ElJefe said:
The expiditions west article is saying that a PROPERLY INFLATED narrow tire will have a smaller contact patch than a properly inflated wide tire on the same vehicle because the pressure will be much higher in the narrow tire at proper inflation.
The expiditions west article says, and I quote
"For the sake of the following details, assume that the test vehicle is 5,000 lbs., and a narrow tire would be considered a 33x10.5 R15, and a wide tire would be considered a 33x12.5 R15, both run at 15psi for trail use. "
Idaho Doug is right. and all of this is wrong...
From the expeditions west site
“A wide tire distributes the vehicles weight over too large of a surface”
e9999 said:
keep in mind a skinnier tire will have higher pressure on the ground, therefore be more likely to be punctured or damaged, everything else the same...
Kalawang said:
Skinny tires have less rubber on the road
The diagram on the Expeditions West site is wrong, or at least incomplete, because it is only looking at one dimension of the contact patch - the width. It's ignoring the length of the contact patch. It says that the skiner tire conforms more to the spikes because it needs to to make up the difference from 3 spikes to the wide tires 5 spikes. It's not so much that the contact patches have to be wider, as is shown, it's that they get longer. They may get wider too on the skinner tire, but alot of that will have to do with the shape of the rocks (spikes in the diagram), and the construction of the tire ect. ect.

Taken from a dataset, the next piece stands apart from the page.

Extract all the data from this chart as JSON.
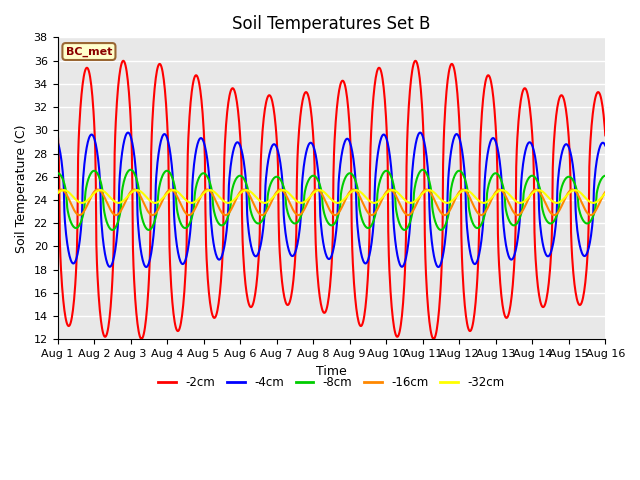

Anyway - if running the same pressure, skinny vs. wide, the shape of the contact patch changes from a tall rectangle to a wide one, like Doug said, and the direction of greatest traction changes from forward to sideways. Take a piece of sand paper that is 2" wide and 8" long, try pushing it the long way, or push it the short way, you'll feel the difference.
It doesn't make all the other arguements wrong, just those assuming you have more contact patch with a wider tire at the same inflation pressure.
Here's another from the article that didn't sit right....
"To ease the description, let's assume that the test vehicle weights 5,000 lbs and has a perfect weight distribution. Each of the vehicles four tires would be creating 1,250 lbs. of vertical pressure on the terrain. Let's assume for the sake of this example that the vehicles tires are 10” wide, where the load and tire pressure results in a total surface area of 30 sq. inches. The total pressure per square inch (without equating the secant) would equal 40 lbs"
It's an odd way of coming to the conclusion that the tire is at 40psi. A cleaner way of saying it is - tires are 10" wide, 1250lbs on each tire, the contact area is going to be the weight, 1250 lbs, divided by the PSI 40 (lbs/sq-in) or 31.25sq-in. For a tire that is 10" wide, the contact patch will be 3.125" long. For a tire that is 12.5" wide the contact patch will be 2.5" long, by 12.5" wide. This is the difference in shape that Idaho Doug is talking about.
Another way to look at it (as if we need another), is if you put a 33 x 10.50 and a 33 x 12.5 on the same vehicle, and space them out to compensate for the track width, and then you put in on a plate, that you could tilt side to side and fore to aft. As you raised the front of the ramp, the wider tire would loose traction and start to slide back first. As you tilted the ramp to the side, the narrower tire would loose traction and start to slide sideways first.